The press cutting above was tweeted by the Thatcherise account, which is replaying - 40 years on tot he day - the events surrounding Margaret Thatcher's election as Conservative leader in February 1975.
Because in November 1974 the prices of goods in British shops were controlled by the Department of Prices and Consumer Protection. This short-lived government department that had two secretaries of state: Shirley Williams (1974-6) and Roy Hattersley (1976-9).
Consumer protection was on the up in 1970s - does anyone remember Richard Stilgoe and Nationwide's consumer unit - and it now seems a forward-looking movement.
By contrast, the idea of price control now seems extraordinary. And the National Archives sites spells out just this department's work in the area:
The Prices Policy Divisions were developed from the prices interests of the DTI's Prices and Incomes Division. One Division was concerned with general prices and counter inflation policy, especially in connection with the Price Code and the Price Commission; the other with price regulation and information, the administration of food subsidies, and the relationship between price control and industrial policy.This is the sort of Labourism I grew up with. And, despite coming from a poor family, I never found it enticing.

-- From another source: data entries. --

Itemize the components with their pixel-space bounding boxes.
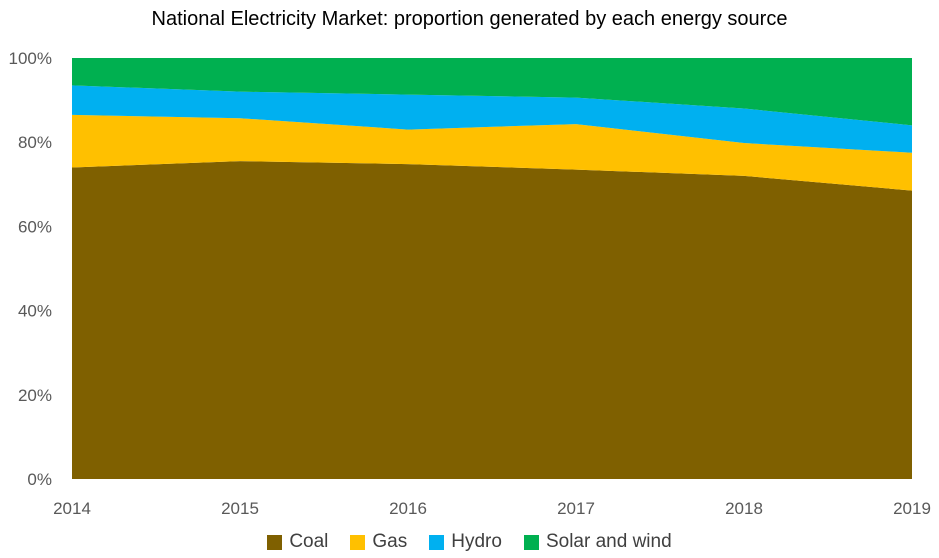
y-tick-label: 100%	[9, 49, 52, 68]
x-tick-label: 2017	[557, 499, 595, 518]
legend-swatch	[523, 534, 539, 550]
legend-swatch	[429, 534, 445, 550]
legend-label: Hydro	[451, 531, 502, 552]
legend-item: Gas	[350, 531, 407, 553]
y-tick-label: 60%	[18, 217, 52, 236]
x-tick-label: 2014	[53, 499, 91, 518]
legend-label: Coal	[289, 531, 329, 552]
x-tick-label: 2015	[221, 499, 259, 518]
x-tick-label: 2016	[389, 499, 427, 518]
x-tick-label: 2019	[893, 499, 931, 518]
legend-label: Gas	[372, 531, 408, 552]
y-tick-label: 20%	[18, 386, 52, 405]
area-hydro	[72, 85, 912, 153]
area-coal	[72, 161, 912, 479]
legend-item: Solar and wind	[523, 531, 672, 553]
y-axis: 0% 20% 40% 60% 80% 100%	[9, 49, 52, 489]
x-axis: 2014 2015 2016 2017 2018 2019	[53, 499, 931, 518]
legend-label: Solar and wind	[545, 531, 672, 552]
legend-item: Coal	[267, 531, 328, 553]
area-solar-and-wind	[72, 58, 912, 126]
legend-item: Hydro	[429, 531, 502, 553]
chart-title: National Electricity Market: proportion …	[151, 8, 788, 30]
area-gas	[72, 114, 912, 191]
legend: Coal Gas Hydro Solar and wind	[0, 531, 939, 553]
y-tick-label: 0%	[27, 470, 52, 489]
x-tick-label: 2018	[725, 499, 763, 518]
legend-swatch	[350, 534, 366, 550]
y-tick-label: 80%	[18, 133, 52, 152]
area-series-group	[72, 58, 912, 479]
y-tick-label: 40%	[18, 302, 52, 321]
legend-swatch	[267, 534, 283, 550]
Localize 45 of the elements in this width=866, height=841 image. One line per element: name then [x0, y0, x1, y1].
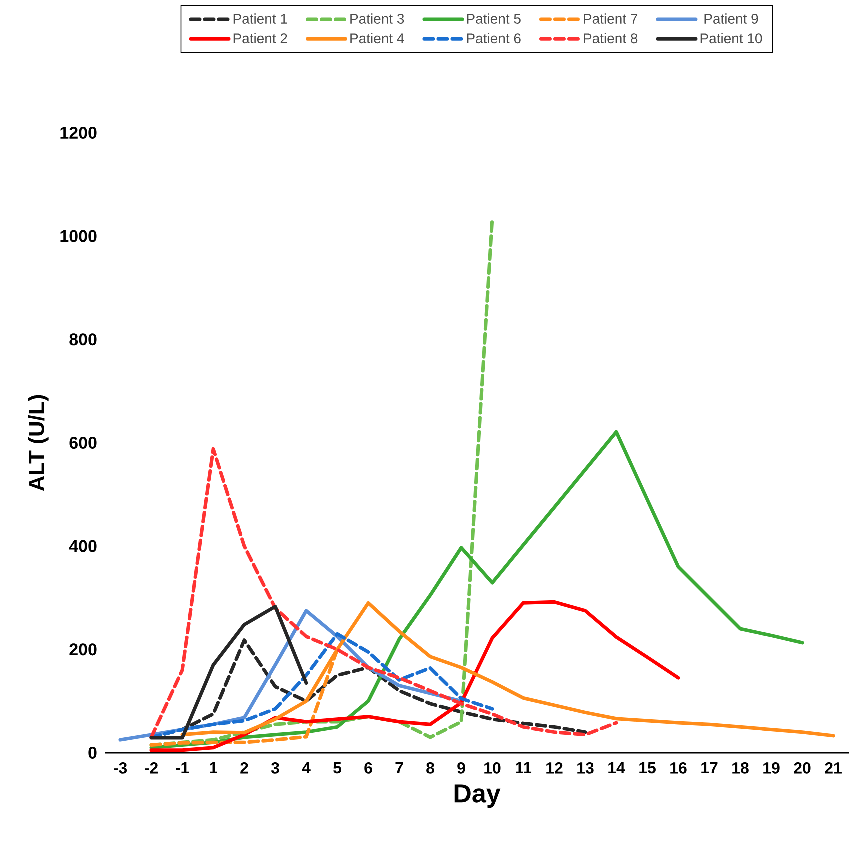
y-tick-label: 800 — [70, 334, 97, 346]
x-tick-label: 3 — [271, 762, 280, 774]
x-tick-label: 13 — [578, 762, 594, 774]
x-tick-label: 14 — [608, 762, 626, 774]
legend-label: Patient 8 — [584, 33, 638, 44]
x-tick-label: 15 — [640, 762, 656, 774]
line-series — [150, 430, 804, 750]
legend-label: Patient 9 — [704, 14, 758, 24]
x-tick-label: 1 — [210, 762, 218, 774]
x-tick-label: 9 — [458, 762, 466, 774]
x-tick-label: 12 — [546, 762, 563, 774]
x-tick-label: 18 — [732, 762, 749, 774]
x-tick-label: 16 — [670, 762, 687, 774]
x-tick-label: 4 — [302, 762, 311, 774]
x-tick-label: -2 — [145, 762, 158, 774]
x-tick-label: 10 — [484, 762, 501, 774]
x-tick-label: -1 — [176, 762, 190, 774]
line-series — [150, 600, 680, 752]
x-tick-label: 21 — [825, 762, 842, 774]
legend-label: Patient 1 — [234, 14, 288, 24]
y-tick-label: 1200 — [60, 126, 97, 140]
x-axis-title: Day — [454, 784, 501, 808]
x-tick-label: -3 — [114, 762, 128, 774]
x-tick-label: 20 — [794, 762, 811, 774]
x-tick-label: 2 — [240, 762, 248, 774]
y-axis-title: ALT (U/L) — [28, 395, 49, 492]
y-tick-label: 600 — [70, 436, 97, 450]
legend-label: Patient 5 — [467, 14, 521, 24]
legend-label: Patient 4 — [350, 33, 404, 44]
legend-label: Patient 10 — [700, 33, 762, 44]
x-tick-label: 5 — [334, 762, 342, 774]
legend-label: Patient 6 — [467, 33, 521, 44]
legend-label: Patient 7 — [584, 14, 638, 24]
x-tick-label: 19 — [764, 762, 780, 774]
legend-label: Patient 3 — [350, 14, 404, 24]
y-tick-label: 0 — [88, 746, 97, 760]
legend-label: Patient 2 — [234, 33, 288, 44]
x-tick-label: 17 — [702, 762, 718, 774]
y-tick-label: 400 — [69, 540, 97, 552]
x-tick-label: 8 — [426, 762, 434, 774]
x-tick-label: 6 — [364, 762, 372, 774]
x-tick-label: 11 — [516, 762, 532, 774]
y-tick-label: 1000 — [60, 230, 97, 242]
x-tick-label: 7 — [396, 762, 404, 774]
y-tick-label: 200 — [70, 644, 97, 656]
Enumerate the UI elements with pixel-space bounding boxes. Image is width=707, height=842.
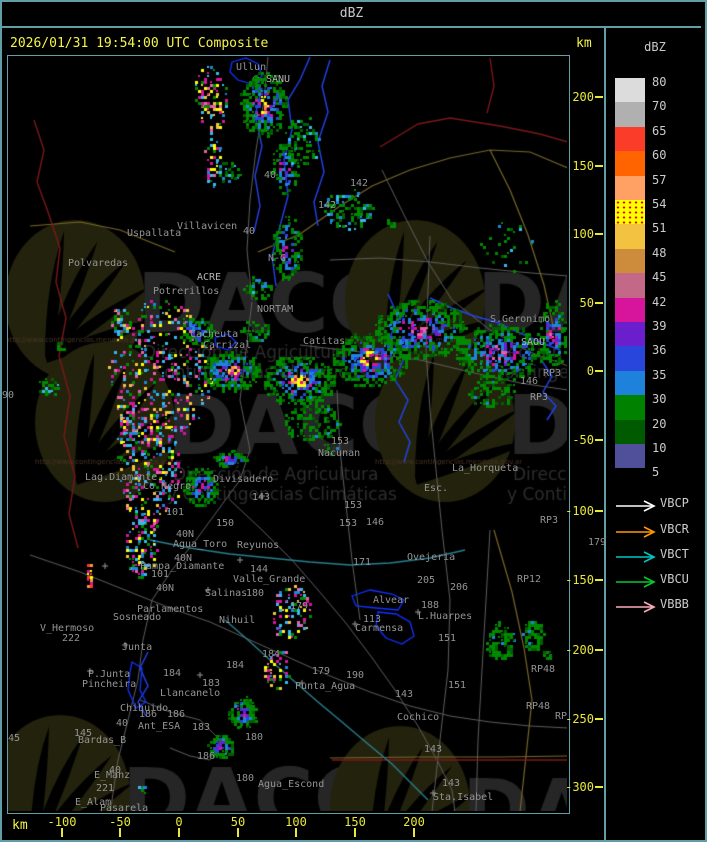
panel-divider xyxy=(604,28,606,840)
y-axis-unit-label: km xyxy=(576,36,592,51)
timestamp-label: 2026/01/31 19:54:00 UTC Composite xyxy=(10,36,269,51)
x-axis-unit-label: km xyxy=(12,818,28,833)
radar-map-canvas[interactable] xyxy=(8,56,567,811)
legend-title: dBZ xyxy=(644,40,666,54)
radar-map-panel[interactable] xyxy=(7,55,570,814)
page-title: dBZ xyxy=(339,6,364,21)
title-bar: dBZ xyxy=(2,2,701,28)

And, as it turned out, Margaret Thatcher was right. Competition between supermarkets proved a far more effective way of keeping prices down than government control.
But the Thatcher era is now long gone too, and her views now sound almost as old fashioned. The travails of Tesco suggest that the supermarket era is over too. Certainly, here in Britain, dirigiste Labourism is far from our biggest worry - despite what some commentators would have us believe.
I guess the moral is that 40 years is a long time in politics - and 30 years is just as long.